David's most iconic work, this is a unique historical event that was seized by David's imagination to be something remembered by all of France. Read more about the history behind the painting here. David was a close friend of Marat, who was a journalist during the turbulent Revolution who fought for rights of the poor. His impassioned speeches and writings helped to cause the September Massacres, a mob of killings that occurred in Paris during 1792. Charlotte Corday was a member of an opposing political group from the Revolution that saw him as an extremist and stabbed him in his own room. David creates a more theatrical version to emphasize the skin condition that Marat had, needing frequent bathing to relieve his pain. What is interesting visually is how David arranged the composition horizontally with the wooden table as a vertical element that leads the eye to the letter in his hand. Marat's limp right hand with feather points to the wooden table with names engraved in the side, creating a circle. This painting is often compared to the pietà, except more tragic in that noone is there to hold him.

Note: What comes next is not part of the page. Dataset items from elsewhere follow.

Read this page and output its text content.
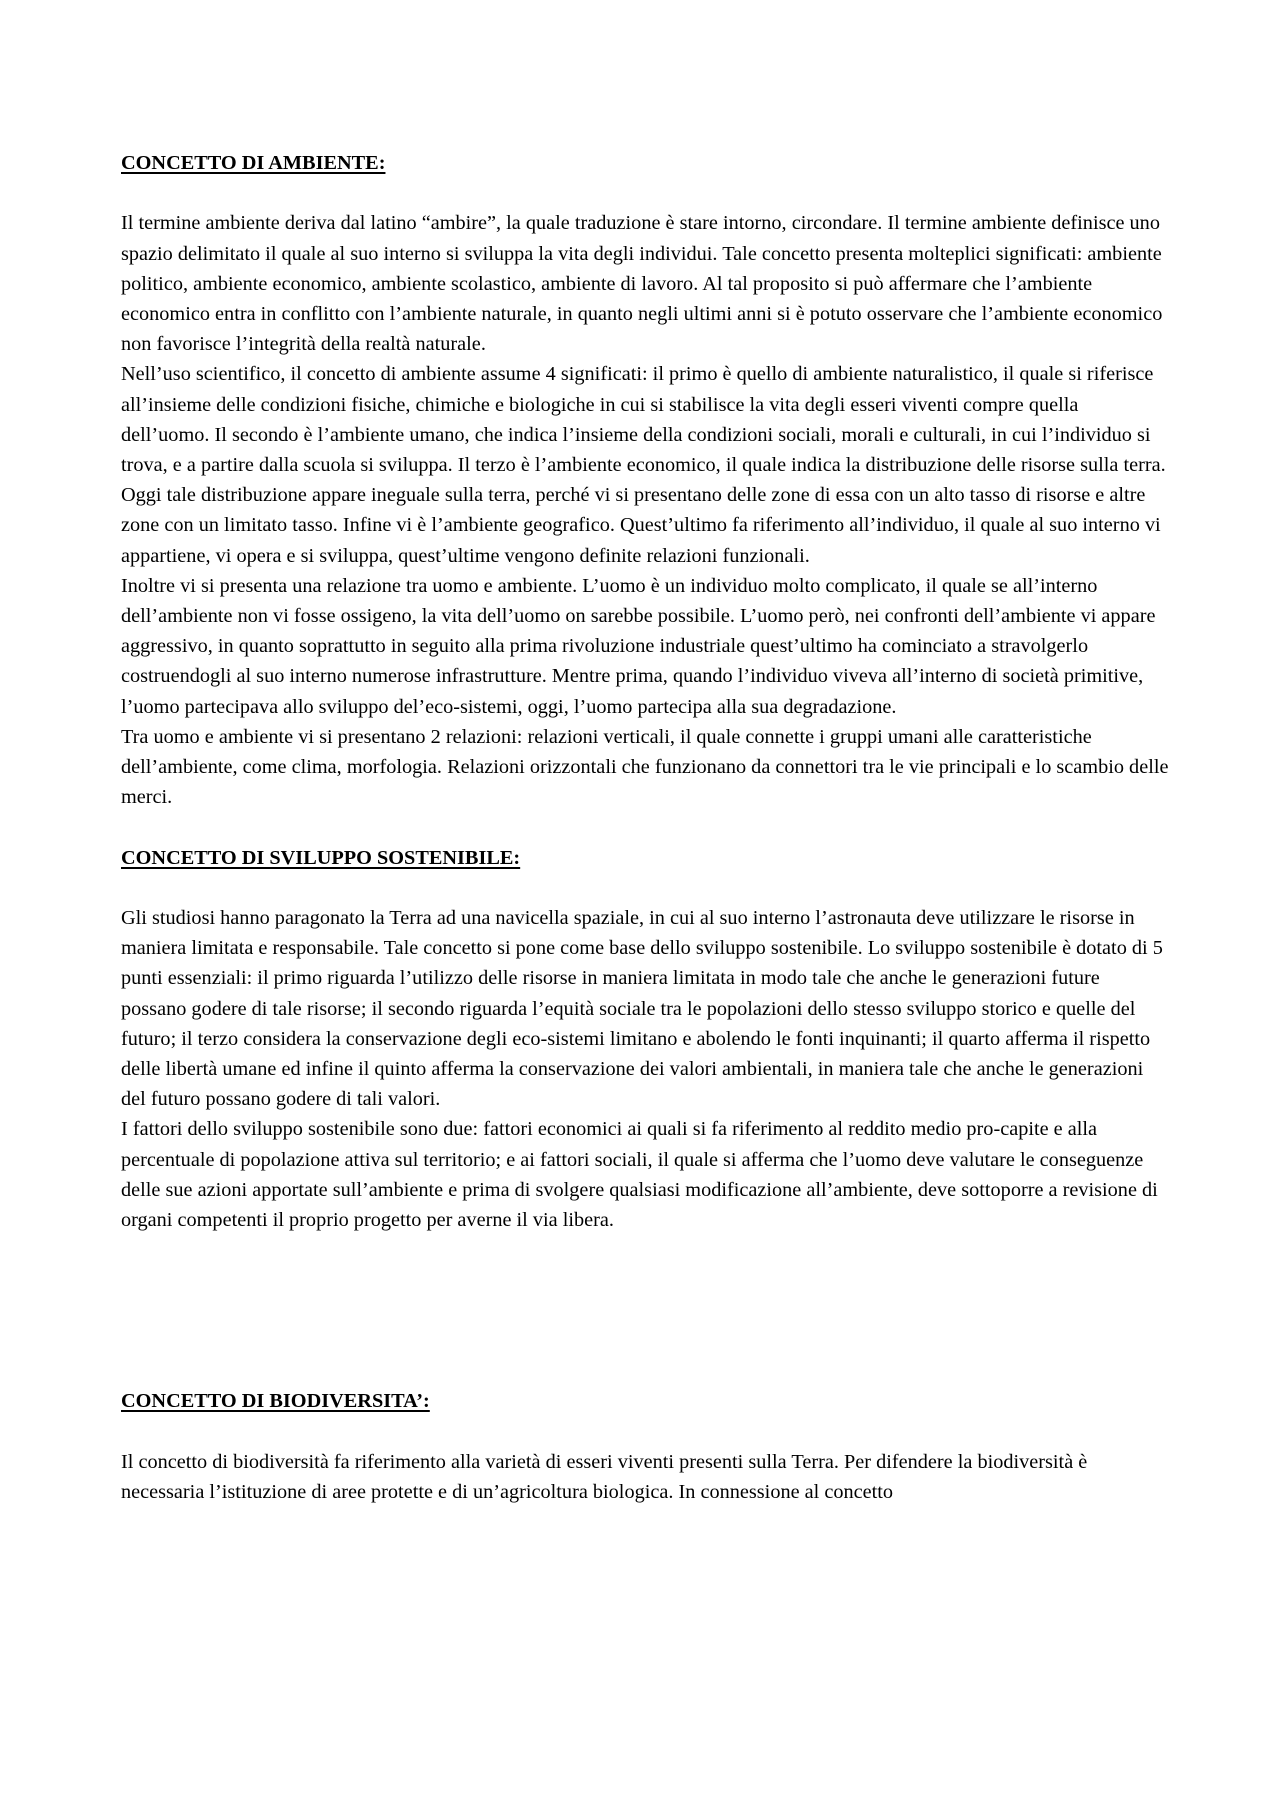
CONCETTO DI AMBIENTE:

Il termine ambiente deriva dal latino “ambire”, la quale traduzione è stare intorno, circondare. Il termine ambiente definisce uno spazio delimitato il quale al suo interno si sviluppa la vita degli individui. Tale concetto presenta molteplici significati: ambiente politico, ambiente economico, ambiente scolastico, ambiente di lavoro. Al tal proposito si può affermare che l’ambiente economico entra in conflitto con l’ambiente naturale, in quanto negli ultimi anni si è potuto osservare che l’ambiente economico non favorisce l’integrità della realtà naturale.

Nell’uso scientifico, il concetto di ambiente assume 4 significati: il primo è quello di ambiente naturalistico, il quale si riferisce all’insieme delle condizioni fisiche, chimiche e biologiche in cui si stabilisce la vita degli esseri viventi compre quella dell’uomo. Il secondo è l’ambiente umano, che indica l’insieme della condizioni sociali, morali e culturali, in cui l’individuo si trova, e a partire dalla scuola si sviluppa. Il terzo è l’ambiente economico, il quale indica la distribuzione delle risorse sulla terra. Oggi tale distribuzione appare ineguale sulla terra, perché vi si presentano delle zone di essa con un alto tasso di risorse e altre zone con un limitato tasso. Infine vi è l’ambiente geografico. Quest’ultimo fa riferimento all’individuo, il quale al suo interno vi appartiene, vi opera e si sviluppa, quest’ultime vengono definite relazioni funzionali.

Inoltre vi si presenta una relazione tra uomo e ambiente. L’uomo è un individuo molto complicato, il quale se all’interno dell’ambiente non vi fosse ossigeno, la vita dell’uomo on sarebbe possibile. L’uomo però, nei confronti dell’ambiente vi appare aggressivo, in quanto soprattutto in seguito alla prima rivoluzione industriale quest’ultimo ha cominciato a stravolgerlo costruendogli al suo interno numerose infrastrutture. Mentre prima, quando l’individuo viveva all’interno di società primitive, l’uomo partecipava allo sviluppo del’eco-sistemi, oggi, l’uomo partecipa alla sua degradazione.

Tra uomo e ambiente vi si presentano 2 relazioni: relazioni verticali, il quale connette i gruppi umani alle caratteristiche dell’ambiente, come clima, morfologia. Relazioni orizzontali che funzionano da connettori tra le vie principali e lo scambio delle merci.

CONCETTO DI SVILUPPO SOSTENIBILE:

Gli studiosi hanno paragonato la Terra ad una navicella spaziale, in cui al suo interno l’astronauta deve utilizzare le risorse in maniera limitata e responsabile. Tale concetto si pone come base dello sviluppo sostenibile. Lo sviluppo sostenibile è dotato di 5 punti essenziali: il primo riguarda l’utilizzo delle risorse in maniera limitata in modo tale che anche le generazioni future possano godere di tale risorse; il secondo riguarda l’equità sociale tra le popolazioni dello stesso sviluppo storico e quelle del futuro; il terzo considera la conservazione degli eco-sistemi limitano e abolendo le fonti inquinanti; il quarto afferma il rispetto delle libertà umane ed infine il quinto afferma la conservazione dei valori ambientali, in maniera tale che anche le generazioni del futuro possano godere di tali valori.

I fattori dello sviluppo sostenibile sono due: fattori economici ai quali si fa riferimento al reddito medio pro-capite e alla percentuale di popolazione attiva sul territorio; e ai fattori sociali, il quale si afferma che l’uomo deve valutare le conseguenze delle sue azioni apportate sull’ambiente e prima di svolgere qualsiasi modificazione all’ambiente, deve sottoporre a revisione di organi competenti il proprio progetto per averne il via libera.

CONCETTO DI BIODIVERSITA’:

Il concetto di biodiversità fa riferimento alla varietà di esseri viventi presenti sulla Terra. Per difendere la biodiversità è necessaria l’istituzione di aree protette e di un’agricoltura biologica. In connessione al concetto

Coronation of Emperor Napoleon I and the Empress Josephine in the Notre-Dame de Paris, 1807

An incredible scene commemorating Napoleon, this composition has a true sense of scale with bold vertical elements of the architecture balanced by the horizontal arrangement of the people. It is a very formal painting, to be sure, and political in nature, but one doesn't always think of how long it must have taken to compose and paint all of these figures and their costumes. Each figure also has a unique facial expression and pose. It is simple and yet incredibly complex.

Oath of the Horatii, 1784

Another iconic painting that made David a giant of Neoclassicism. Read more about the history behind it here. David's imagination once again goes to the theatrical, yet what intrigues me about this is how the chiaroscuro of the three brothers here have a distinctly Baroque character to them, even though standing straight. Here David's drapery skills, realistic skin tones, deep shadows, graceful women, and a perfectly harmonious composition seems to suggest a new era in painting that Neoclassicism could become.

Belisarius Asking for Alms, 1781

One of my very favourite paintings, this has a realistic feel that evokes a more Baroque sensibility than Neoclassicism. The use of perspective gives the scene a less formal quality, especially compared to Oath of the Horatii. The double handed surprise of the soldier in the background who recognizes Belisarius verges on the melodramatic, to be sure, yet it clearly indicates the fall in status of a once-great general and "last of the Romans". Compare with this version by Francois-Andre Vincent. Despite the legend of Belisarius being reduced to a beggar, what counts here is the willingness to suspend our disbelief and experience this scene. David pulls us into his theatre, and no matter what he conjures our senses are always dazzled, and his symbolism lingers in our thoughts long after the image is out of sight. David's genius has so much for us to learn from.